Somehow my broken refrigerator, car, and dishwasher seem like easy fixes in the light of souls aching for answers in dark places. I used to cope with hard things by imagining all the ways God would ride in to rescue us all. But I’m too tired to do that today.
I’ve decided to stare through the brokenness into the light of Romans:
“Meanwhile, the moment we get tired in the waiting, God’s Spirit is right alongside helping us along…He knows us far better than we know ourselves, knows our pregnant condition, and keeps us present before God. That’s why we can be so sure that every detail in our lives of love for God is worked out into something good.”
Yes, the world sometimes seems full of brokenness, but because of Jesus the trauma can’t kill us. In fact, we’re pregnant with eternity.
It’s rainy here in Austin today. I’m making homemade soup and waiting for something good to be born by God, through the pain, through my life, and through yours. Frankly, I’ll take any good news anyone has as evidence that none of us should give up any time soon.

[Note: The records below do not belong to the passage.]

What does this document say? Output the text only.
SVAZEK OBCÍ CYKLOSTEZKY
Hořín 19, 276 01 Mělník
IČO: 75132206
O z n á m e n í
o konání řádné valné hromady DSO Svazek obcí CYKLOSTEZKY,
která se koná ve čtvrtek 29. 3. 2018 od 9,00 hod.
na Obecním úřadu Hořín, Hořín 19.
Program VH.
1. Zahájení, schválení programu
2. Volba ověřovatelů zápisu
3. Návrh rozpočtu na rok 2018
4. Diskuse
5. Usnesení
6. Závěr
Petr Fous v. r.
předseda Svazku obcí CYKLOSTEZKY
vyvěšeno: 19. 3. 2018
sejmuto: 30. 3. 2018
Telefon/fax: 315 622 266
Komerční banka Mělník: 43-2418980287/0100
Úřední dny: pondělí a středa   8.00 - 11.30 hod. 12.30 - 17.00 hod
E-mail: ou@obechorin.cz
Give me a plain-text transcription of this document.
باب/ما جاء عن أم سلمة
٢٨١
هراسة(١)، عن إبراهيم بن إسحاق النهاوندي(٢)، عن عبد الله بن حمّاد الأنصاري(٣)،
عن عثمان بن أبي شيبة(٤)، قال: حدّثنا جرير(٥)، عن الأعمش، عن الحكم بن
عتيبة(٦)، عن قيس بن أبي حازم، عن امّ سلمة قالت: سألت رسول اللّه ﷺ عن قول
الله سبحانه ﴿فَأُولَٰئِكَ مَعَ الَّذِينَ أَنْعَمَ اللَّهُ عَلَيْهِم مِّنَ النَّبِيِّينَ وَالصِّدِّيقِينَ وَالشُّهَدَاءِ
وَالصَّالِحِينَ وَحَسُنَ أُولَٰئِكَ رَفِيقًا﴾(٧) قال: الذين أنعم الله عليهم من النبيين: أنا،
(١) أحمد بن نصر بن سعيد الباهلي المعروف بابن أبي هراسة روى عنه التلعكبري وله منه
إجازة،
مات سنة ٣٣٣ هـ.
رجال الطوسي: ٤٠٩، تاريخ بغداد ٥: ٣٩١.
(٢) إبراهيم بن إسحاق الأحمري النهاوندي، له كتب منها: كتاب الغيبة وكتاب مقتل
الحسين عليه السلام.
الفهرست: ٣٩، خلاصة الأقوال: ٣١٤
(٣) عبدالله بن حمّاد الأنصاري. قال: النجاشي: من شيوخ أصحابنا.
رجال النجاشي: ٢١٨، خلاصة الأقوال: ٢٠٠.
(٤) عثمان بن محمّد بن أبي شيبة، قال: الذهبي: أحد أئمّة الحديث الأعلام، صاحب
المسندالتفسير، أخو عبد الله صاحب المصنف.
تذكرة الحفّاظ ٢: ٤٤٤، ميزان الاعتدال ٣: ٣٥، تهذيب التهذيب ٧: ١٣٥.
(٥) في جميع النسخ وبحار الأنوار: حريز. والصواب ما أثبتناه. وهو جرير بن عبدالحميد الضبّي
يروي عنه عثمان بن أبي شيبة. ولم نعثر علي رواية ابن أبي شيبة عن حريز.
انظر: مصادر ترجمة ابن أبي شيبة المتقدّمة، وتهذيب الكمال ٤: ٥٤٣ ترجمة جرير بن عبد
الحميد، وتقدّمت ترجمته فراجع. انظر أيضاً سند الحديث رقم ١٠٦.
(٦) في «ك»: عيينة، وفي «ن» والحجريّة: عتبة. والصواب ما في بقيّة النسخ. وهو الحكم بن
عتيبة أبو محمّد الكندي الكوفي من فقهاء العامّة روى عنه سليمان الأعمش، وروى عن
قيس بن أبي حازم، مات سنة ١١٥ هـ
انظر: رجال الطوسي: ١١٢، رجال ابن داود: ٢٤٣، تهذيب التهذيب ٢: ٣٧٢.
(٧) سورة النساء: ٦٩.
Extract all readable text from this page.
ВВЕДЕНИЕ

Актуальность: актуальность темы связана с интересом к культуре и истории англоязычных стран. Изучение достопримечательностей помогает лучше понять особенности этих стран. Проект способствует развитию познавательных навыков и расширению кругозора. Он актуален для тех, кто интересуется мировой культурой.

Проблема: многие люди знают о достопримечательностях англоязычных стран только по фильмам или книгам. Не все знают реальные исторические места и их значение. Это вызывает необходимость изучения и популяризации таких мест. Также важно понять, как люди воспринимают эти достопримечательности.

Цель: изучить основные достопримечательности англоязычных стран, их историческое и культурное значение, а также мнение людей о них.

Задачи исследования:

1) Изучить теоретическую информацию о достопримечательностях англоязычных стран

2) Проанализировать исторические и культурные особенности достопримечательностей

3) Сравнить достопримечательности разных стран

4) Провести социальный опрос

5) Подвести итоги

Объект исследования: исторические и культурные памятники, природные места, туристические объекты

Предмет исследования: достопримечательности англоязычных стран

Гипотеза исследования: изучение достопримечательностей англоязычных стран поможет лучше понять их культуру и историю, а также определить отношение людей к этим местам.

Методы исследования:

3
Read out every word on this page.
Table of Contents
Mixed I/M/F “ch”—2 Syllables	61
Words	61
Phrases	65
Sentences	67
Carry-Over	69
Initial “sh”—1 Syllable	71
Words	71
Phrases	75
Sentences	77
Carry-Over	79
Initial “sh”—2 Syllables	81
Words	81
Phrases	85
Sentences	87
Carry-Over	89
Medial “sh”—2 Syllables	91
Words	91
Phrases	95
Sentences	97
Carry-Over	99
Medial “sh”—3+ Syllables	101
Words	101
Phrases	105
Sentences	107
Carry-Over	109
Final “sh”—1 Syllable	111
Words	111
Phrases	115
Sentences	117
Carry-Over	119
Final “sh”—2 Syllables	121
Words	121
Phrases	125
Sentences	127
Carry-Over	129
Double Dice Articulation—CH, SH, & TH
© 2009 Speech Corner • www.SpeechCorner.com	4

I’m eating my favorite fall candy corn and I’m drinking all the coffee while I read all my books. I’m trying SO HARD to finish my short ebook to send all my email friends, and I’m crazy excited for you to read it.
As I type, I’m feasting on the nourishing words Morgan serves up so well: The best is yet to come.
I can almost taste it. I can almost see the day we will stand together in his presence and celebrate our great homecoming. I’m incredibly grateful to belong to him, to belong with you, to be a part of the Church Jesus loves so deeply. What a gift God is to us, and what a joy we can be to one another.